The plantar pressure analyzer evaluates the correctness of gait by combining static and dynamic data. The specific judgment basis is as follows:
1. Static plantar pressure evaluation
Arch shape detection
By the pressure distribution during standing, judge whether the arch is normal (such as flat feet or high arches). Abnormal arches will cause pressure to be concentrated in the forefoot or heel area, deviating from the normal range.
Pressure symmetry analysis
Compare the peak and distribution symmetry of the left and right plantar pressures. If the difference exceeds the physiological threshold (such as abnormal unilateral pressure ratio), it indicates gait imbalance or abnormal foot structure.
2. Dynamic gait parameter analysis
Pressure center trajectory
The pressure center trajectory should be coherent and centered when walking. If the trajectory is offset (such as excessive deviation to the outside or inside of the foot), it may indicate an inward/outward eight-character gait or insufficient ankle joint stability.
Gait cycle stage division
Analyze the proportion of support period and swing period (normal support period accounts for 60%-65% of the gait cycle) and the proportion of single/double foot support time. Abnormal proportions may reflect muscle coordination or limited joint movement.

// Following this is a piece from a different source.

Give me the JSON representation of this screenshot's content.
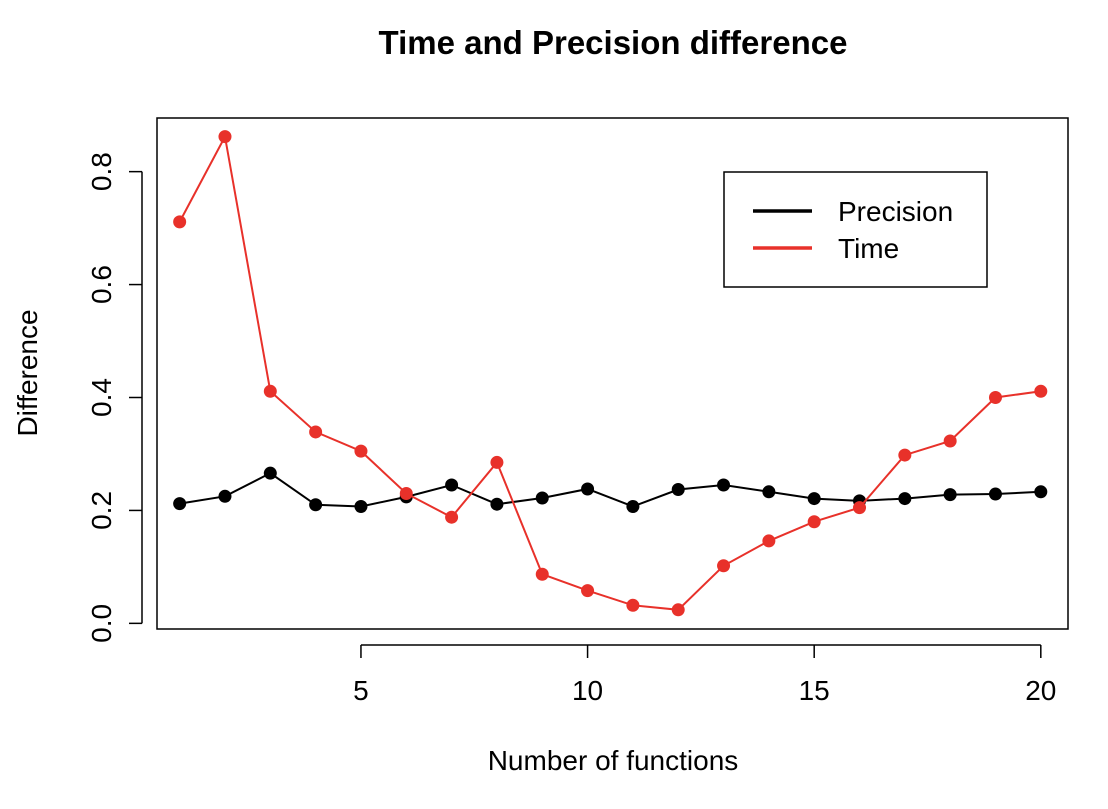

Peak distribution of plantar pressure
In normal gait, the pressure gradually transfers to the forefoot after the heel touches the ground, and the pressure is concentrated on the forefoot during the push-off period. If the pressure peak is abnormally concentrated in a local area (such as long-term high pressure on the heel), it indicates abnormal gait or foot compensation.

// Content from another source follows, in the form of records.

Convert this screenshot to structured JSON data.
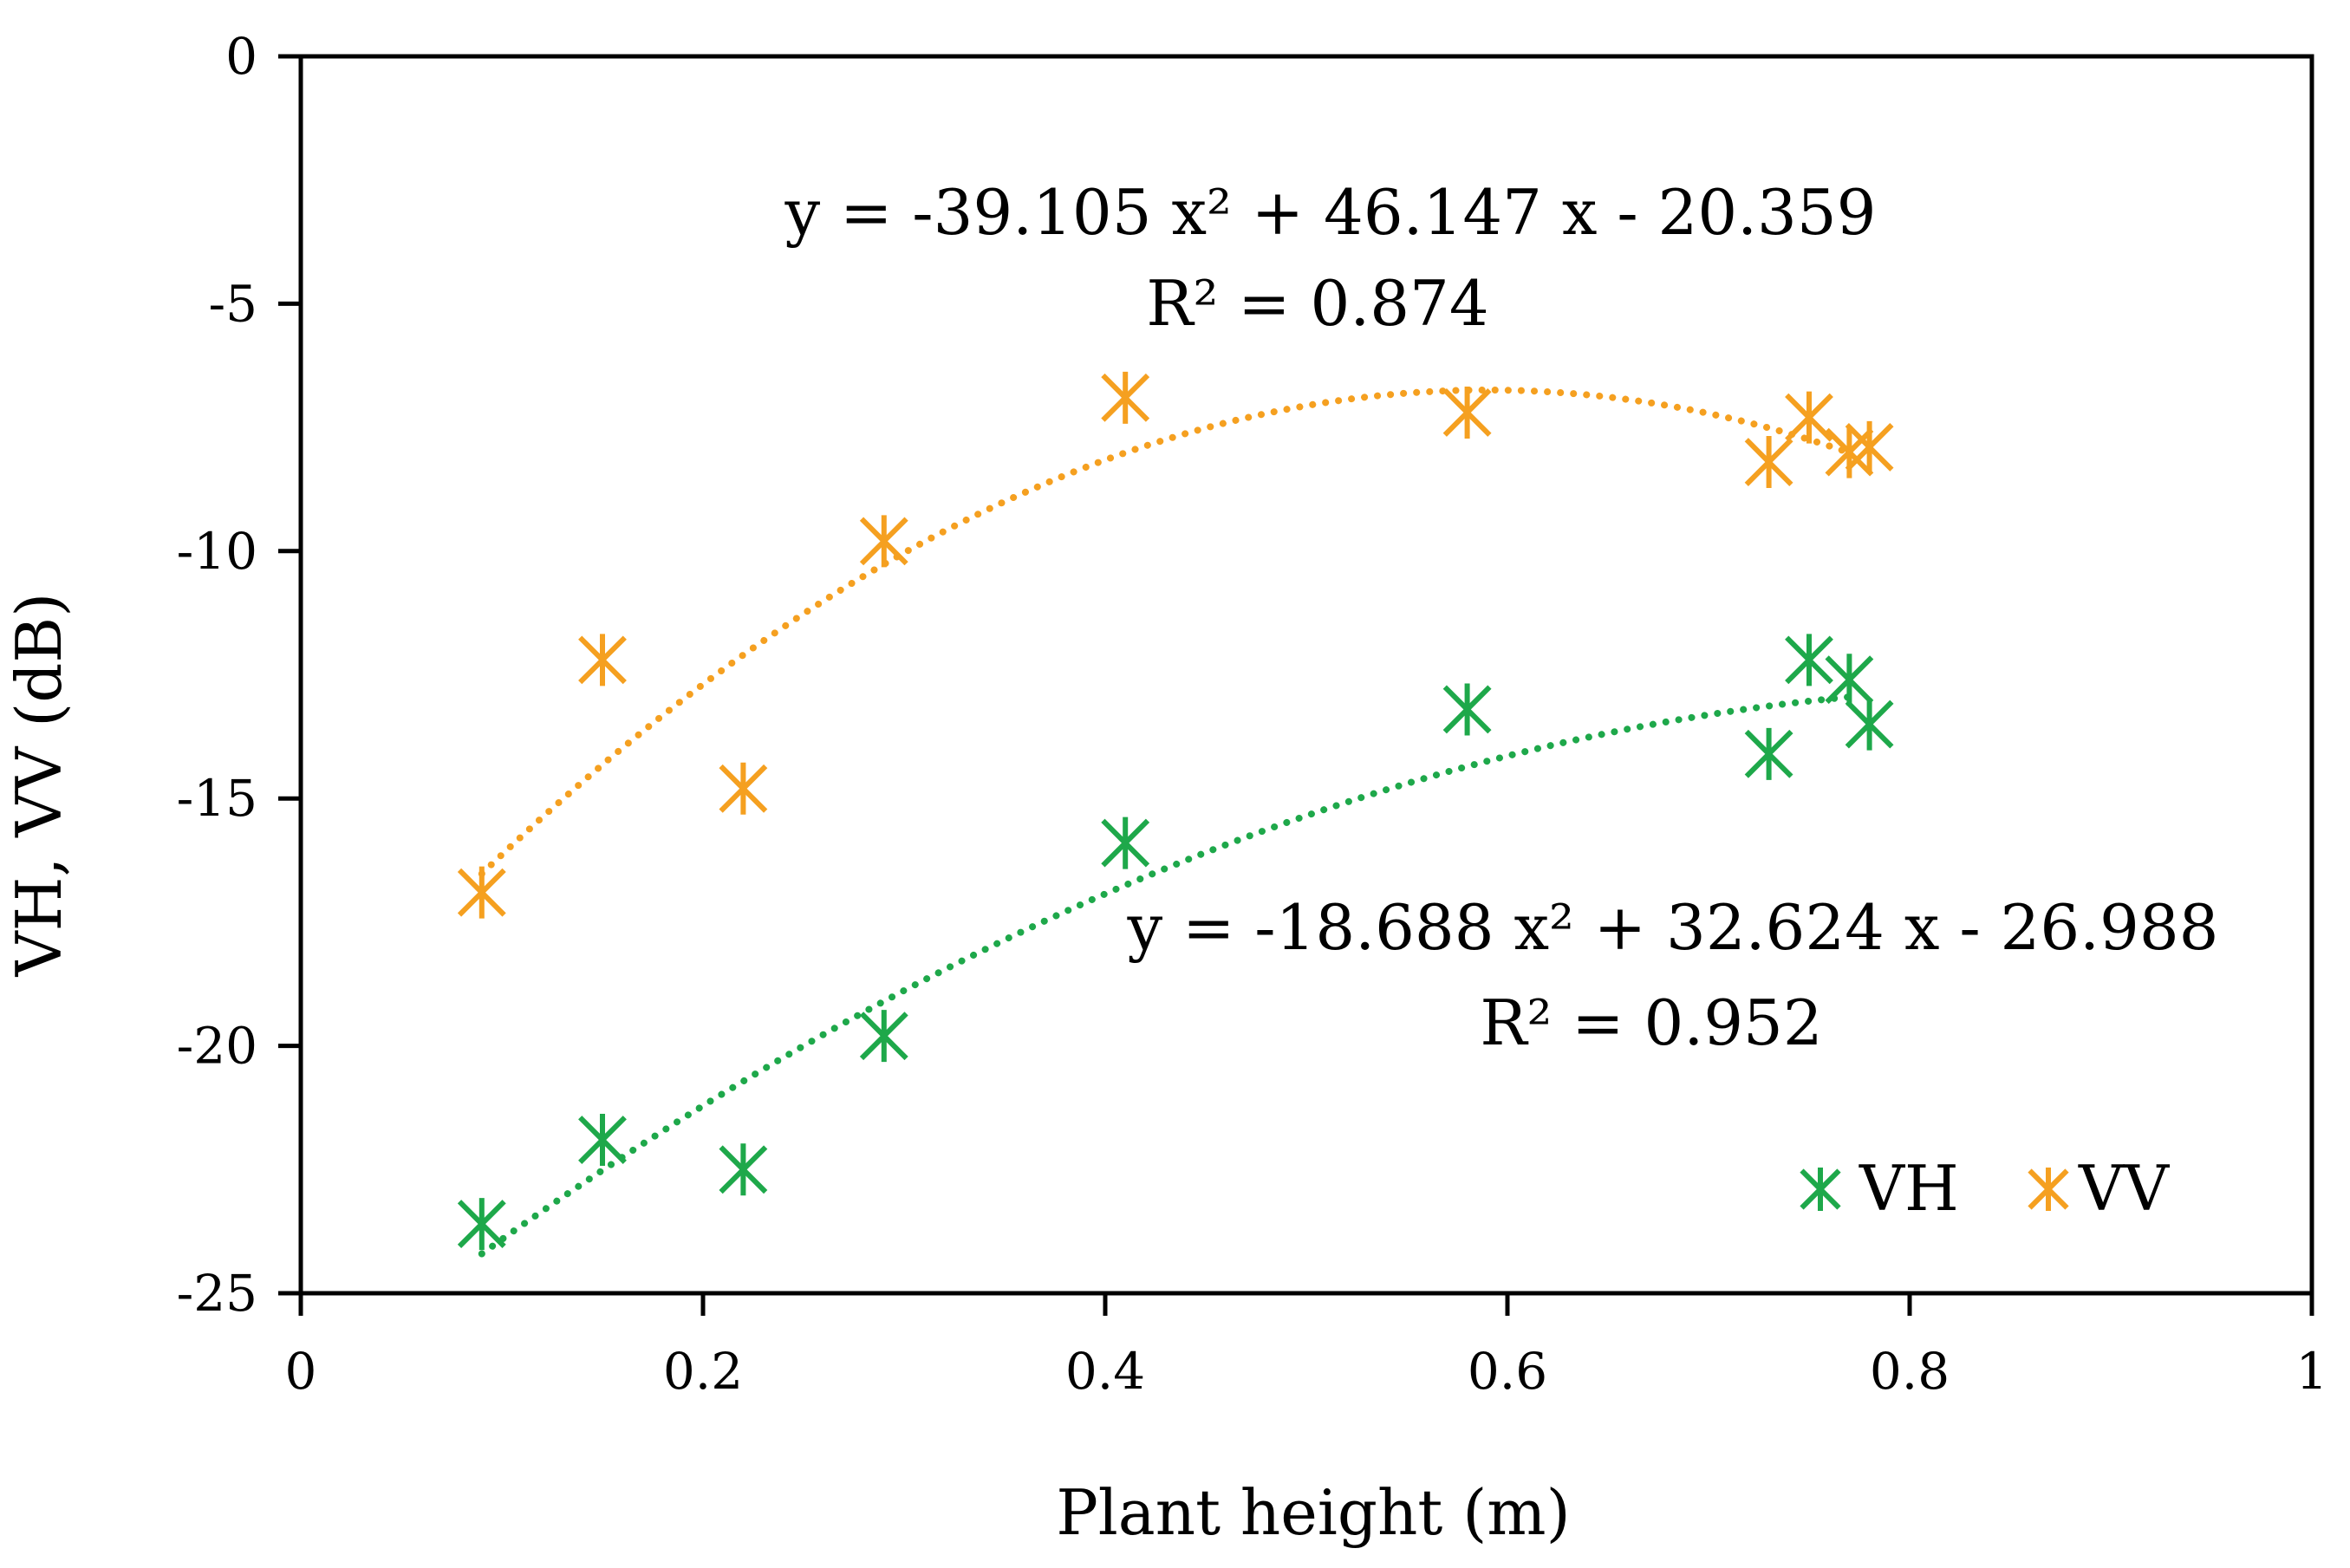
{
  "chart_data": {
    "type": "scatter",
    "title": "",
    "xlabel": "Plant height (m)",
    "ylabel": "VH, VV (dB)",
    "xlim": [
      0,
      1
    ],
    "ylim": [
      -25,
      0
    ],
    "xticks": [
      0,
      0.2,
      0.4,
      0.6,
      0.8,
      1
    ],
    "yticks": [
      0,
      -5,
      -10,
      -15,
      -20,
      -25
    ],
    "xtick_labels": [
      "0",
      "0.2",
      "0.4",
      "0.6",
      "0.8",
      "1"
    ],
    "ytick_labels": [
      "0",
      "-5",
      "-10",
      "-15",
      "-20",
      "-25"
    ],
    "legend_position": "bottom-right",
    "series": [
      {
        "name": "VH",
        "color": "#1ea84a",
        "marker": "star",
        "x": [
          0.09,
          0.15,
          0.22,
          0.29,
          0.41,
          0.58,
          0.73,
          0.75,
          0.77,
          0.78
        ],
        "y": [
          -23.6,
          -21.9,
          -22.5,
          -19.8,
          -15.9,
          -13.2,
          -14.1,
          -12.2,
          -12.6,
          -13.5
        ],
        "trendline": {
          "type": "polynomial",
          "a": -18.688,
          "b": 32.624,
          "c": -26.988,
          "x_range": [
            0.09,
            0.77
          ],
          "style": "dotted",
          "equation_text": "y = -18.688 x² + 32.624 x - 26.988",
          "r2_text": "R² = 0.952"
        }
      },
      {
        "name": "VV",
        "color": "#f5a020",
        "marker": "star",
        "x": [
          0.09,
          0.15,
          0.22,
          0.29,
          0.41,
          0.58,
          0.73,
          0.75,
          0.77,
          0.78
        ],
        "y": [
          -16.9,
          -12.2,
          -14.8,
          -9.8,
          -6.9,
          -7.2,
          -8.2,
          -7.3,
          -8.0,
          -7.9
        ],
        "trendline": {
          "type": "polynomial",
          "a": -39.105,
          "b": 46.147,
          "c": -20.359,
          "x_range": [
            0.09,
            0.77
          ],
          "style": "dotted",
          "equation_text": "y = -39.105 x² + 46.147 x - 20.359",
          "r2_text": "R² = 0.874"
        }
      }
    ]
  }
}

III. Identification of abnormal gait characteristics
Foot morphology and gait association
Detect abnormal structures such as valgus, inversion or X/O-shaped legs, and judge the gait compensation mechanism in combination with pressure distribution (such as excessive pressure on the outer side of the forefoot).
Movement coordination assessment
If the step frequency, stride or foot deviation angle deviates significantly from the normal range of children of the same age in the dynamic test (such as too short stride, too low step frequency), it indicates abnormal neuromuscular control or developmental delay.
IV. Balance ability and intervention verification
Closed-eye balance test
Evaluate vestibular function and proprioception through the trajectory of center of gravity movement in the eyes open/closed state. Abnormal shaking or trajectory deviation indicates insufficient balance ability
Comparison of correction effects
Through multiple tests with bare feet, shoes or orthotic insoles, the improvement of lower limb force lines (such as improved uniformity of pressure distribution) is compared to verify the effect of gait adjustment.
The plantar pressure analyzer quantifies plantar pressure distribution, gait cycle parameters and balance ability, combines structural and functional indicators, and determines whether the gait meets the biomechanical standards in multiple dimensions, and provides data support for personalized correction.